Experiment 25: Multi-UAV Area Defense via Reinforcement Learning

📝 Experiment Overview: Trains a UAV defense model using the MADDPG deep reinforcement learning algorithm to enable autonomous interception and neutralization of attacking UAVs, achieving multi-agent cooperative control.

Experiment 26: Point-Mass Model 200-UAV Swarm Simulation

📝 Experiment Overview: Based on the RflySim platform, executes takeoff and circular flight missions for 200 point-mass-model UAVs across two computers, showcasing high-fidelity simulation effects achieved by integrating precise models with real flight control systems.
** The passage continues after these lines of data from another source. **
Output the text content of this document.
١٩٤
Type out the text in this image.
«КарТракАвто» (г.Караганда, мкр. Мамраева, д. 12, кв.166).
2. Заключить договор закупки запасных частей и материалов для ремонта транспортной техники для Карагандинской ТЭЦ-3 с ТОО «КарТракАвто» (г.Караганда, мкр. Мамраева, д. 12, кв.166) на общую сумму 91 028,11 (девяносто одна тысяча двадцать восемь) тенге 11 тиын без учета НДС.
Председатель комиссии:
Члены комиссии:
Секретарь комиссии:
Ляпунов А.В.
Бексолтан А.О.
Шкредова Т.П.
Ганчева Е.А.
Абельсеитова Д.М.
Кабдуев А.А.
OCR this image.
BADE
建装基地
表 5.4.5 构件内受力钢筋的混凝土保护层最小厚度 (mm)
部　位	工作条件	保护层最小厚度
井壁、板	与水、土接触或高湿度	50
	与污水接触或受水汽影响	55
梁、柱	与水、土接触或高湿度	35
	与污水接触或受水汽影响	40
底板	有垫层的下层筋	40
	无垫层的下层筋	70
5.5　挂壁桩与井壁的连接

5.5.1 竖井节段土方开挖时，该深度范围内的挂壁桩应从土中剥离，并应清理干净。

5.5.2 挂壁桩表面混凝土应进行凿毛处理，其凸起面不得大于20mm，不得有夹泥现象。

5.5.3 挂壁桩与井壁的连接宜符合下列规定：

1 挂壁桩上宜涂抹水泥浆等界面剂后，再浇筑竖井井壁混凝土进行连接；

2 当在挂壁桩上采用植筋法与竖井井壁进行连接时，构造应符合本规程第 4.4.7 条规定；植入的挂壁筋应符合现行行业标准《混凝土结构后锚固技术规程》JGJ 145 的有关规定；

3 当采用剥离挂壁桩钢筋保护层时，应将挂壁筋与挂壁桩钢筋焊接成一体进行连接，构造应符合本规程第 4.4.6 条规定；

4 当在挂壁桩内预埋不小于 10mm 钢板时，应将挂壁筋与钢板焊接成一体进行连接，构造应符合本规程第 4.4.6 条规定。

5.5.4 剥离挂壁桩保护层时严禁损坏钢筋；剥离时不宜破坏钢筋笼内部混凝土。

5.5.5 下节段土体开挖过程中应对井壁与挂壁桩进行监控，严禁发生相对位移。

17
Experiment 27: 10-UAV Circular Flight

📝 Experiment Overview: Implements circular trajectory control for 10 UAVs in Offboard mode using the RflySim cluster Simulink-RflyUDPFast interface, covering multi-UAV formation control and UDP communication.

Experiment 28: Distributed Swarm Simulation Experiment

📝 Experiment Overview: Demonstrates the working principle of a distributed simulation system based on the RflySim platform, establishing a networked environment with Windows and Linux (NX) nodes, and enabling automated Git-based code deployment and multi-node collaborative simulation control.

Experiment 29: Multi-UAV Area Defense Competitive System

📝 Experiment Overview: Through a 5v5 UAV area defense competition system, learns rule-based behavior decision-making mechanisms, masters RflySim simulation platform operation, understands multi-UAV swarm confrontation system architecture, and achieves coordinated control and state management for multiple UAVs.